The Dominican Republic and New Zealand also ship low quantities of Hass acovados to the United States. Peru became a low-volume importer after winning approval in 2010 as well. But outside of Mexico and California, only Chile adds a significant volume to an increasingly voracious avocado-eating market.

The APHIS acknowledges that added competition from Colombian producers could negatively impact farmers in California. Their loss could be as high as $6 million USD, depending upon the added import volume. But the overall effect would be positive for the country, as a larger supply would help the wallets of consumers, albeit only with a price drop of about 2%. “Consumer welfare gains outweigh producer welfare losses,” said the agency.

More than price, however, the biggest benefit would come from receiving another supply point. At the current rate of demand increase, Mexico and California likely cannot keep up. Nearly 2.2 billion pounds of Hass avocados were shipped in the country last year — almost double the 1.1 billion in 2011, per the Hass Avocado Board.

Colombia is an obvious candidate to help fill global demand. Avocados are ubiquitous throughout the tropical nation of nearly 50 million people, and many believe its agribusiness sector is set for a boom.

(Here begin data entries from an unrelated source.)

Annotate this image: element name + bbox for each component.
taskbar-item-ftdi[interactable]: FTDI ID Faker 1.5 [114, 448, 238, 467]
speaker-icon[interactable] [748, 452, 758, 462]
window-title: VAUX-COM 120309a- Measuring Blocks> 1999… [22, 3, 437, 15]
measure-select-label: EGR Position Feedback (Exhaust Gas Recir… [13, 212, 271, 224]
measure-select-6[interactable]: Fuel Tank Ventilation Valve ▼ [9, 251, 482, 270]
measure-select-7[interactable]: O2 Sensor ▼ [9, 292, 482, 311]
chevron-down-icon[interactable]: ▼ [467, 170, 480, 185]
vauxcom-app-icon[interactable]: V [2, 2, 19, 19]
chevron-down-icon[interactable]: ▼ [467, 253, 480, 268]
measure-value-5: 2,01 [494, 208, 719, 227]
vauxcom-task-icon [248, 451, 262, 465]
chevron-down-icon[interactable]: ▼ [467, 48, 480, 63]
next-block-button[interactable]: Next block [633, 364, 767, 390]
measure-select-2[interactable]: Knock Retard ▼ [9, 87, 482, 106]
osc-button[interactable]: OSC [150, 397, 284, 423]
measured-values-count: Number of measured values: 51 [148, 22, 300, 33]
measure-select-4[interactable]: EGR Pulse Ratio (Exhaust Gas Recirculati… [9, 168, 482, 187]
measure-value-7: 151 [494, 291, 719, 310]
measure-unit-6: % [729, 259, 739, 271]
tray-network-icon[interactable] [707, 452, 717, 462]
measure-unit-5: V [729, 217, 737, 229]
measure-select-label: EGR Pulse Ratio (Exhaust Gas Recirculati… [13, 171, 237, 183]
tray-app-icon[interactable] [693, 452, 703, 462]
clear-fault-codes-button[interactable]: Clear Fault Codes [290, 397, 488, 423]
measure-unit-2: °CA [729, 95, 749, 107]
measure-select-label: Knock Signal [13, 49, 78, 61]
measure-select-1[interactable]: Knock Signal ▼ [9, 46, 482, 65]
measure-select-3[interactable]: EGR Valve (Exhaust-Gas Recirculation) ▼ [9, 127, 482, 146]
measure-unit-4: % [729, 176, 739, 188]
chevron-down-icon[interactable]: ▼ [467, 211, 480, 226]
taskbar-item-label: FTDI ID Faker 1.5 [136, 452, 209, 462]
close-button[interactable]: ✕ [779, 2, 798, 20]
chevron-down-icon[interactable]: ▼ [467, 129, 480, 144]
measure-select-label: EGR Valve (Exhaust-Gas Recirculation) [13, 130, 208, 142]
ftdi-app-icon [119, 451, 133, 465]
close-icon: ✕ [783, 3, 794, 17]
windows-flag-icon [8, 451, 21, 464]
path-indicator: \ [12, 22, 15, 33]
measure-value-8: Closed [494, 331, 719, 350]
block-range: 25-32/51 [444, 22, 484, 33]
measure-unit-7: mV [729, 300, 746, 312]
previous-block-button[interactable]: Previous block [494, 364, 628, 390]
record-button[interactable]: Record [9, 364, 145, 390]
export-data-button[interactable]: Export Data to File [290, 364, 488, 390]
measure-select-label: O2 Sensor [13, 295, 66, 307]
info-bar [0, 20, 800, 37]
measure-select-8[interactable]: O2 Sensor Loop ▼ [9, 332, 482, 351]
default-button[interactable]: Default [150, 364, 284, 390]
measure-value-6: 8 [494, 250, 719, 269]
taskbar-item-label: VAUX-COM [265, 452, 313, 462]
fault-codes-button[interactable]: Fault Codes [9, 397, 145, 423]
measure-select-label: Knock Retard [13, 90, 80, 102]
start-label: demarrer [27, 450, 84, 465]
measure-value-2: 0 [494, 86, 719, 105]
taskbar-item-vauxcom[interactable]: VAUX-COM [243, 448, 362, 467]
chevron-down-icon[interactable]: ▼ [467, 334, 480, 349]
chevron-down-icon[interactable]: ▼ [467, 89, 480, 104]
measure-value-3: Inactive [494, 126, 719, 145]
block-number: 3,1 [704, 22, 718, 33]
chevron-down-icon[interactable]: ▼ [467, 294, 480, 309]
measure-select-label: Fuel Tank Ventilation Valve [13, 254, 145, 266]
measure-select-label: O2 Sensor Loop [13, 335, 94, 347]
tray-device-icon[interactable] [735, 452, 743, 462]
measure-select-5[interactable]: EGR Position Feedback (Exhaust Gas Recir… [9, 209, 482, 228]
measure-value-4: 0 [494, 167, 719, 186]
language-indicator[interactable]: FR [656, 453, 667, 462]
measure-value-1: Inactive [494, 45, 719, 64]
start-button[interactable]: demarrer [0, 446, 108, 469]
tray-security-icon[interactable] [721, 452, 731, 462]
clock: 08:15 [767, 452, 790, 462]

If the red tape from U.S. regulators can be cleared, so that Colombian farmers can start exporting to the world’s largest market, production in the country could skyrocket. And if a larger Colombian crop can also help keep prices down for guacamole lovers in New York and Los Angeles, everyone in both nations — with perhaps the exception of growers in California — will be happy to see Colombia share its delicious avocados with the rest of the world.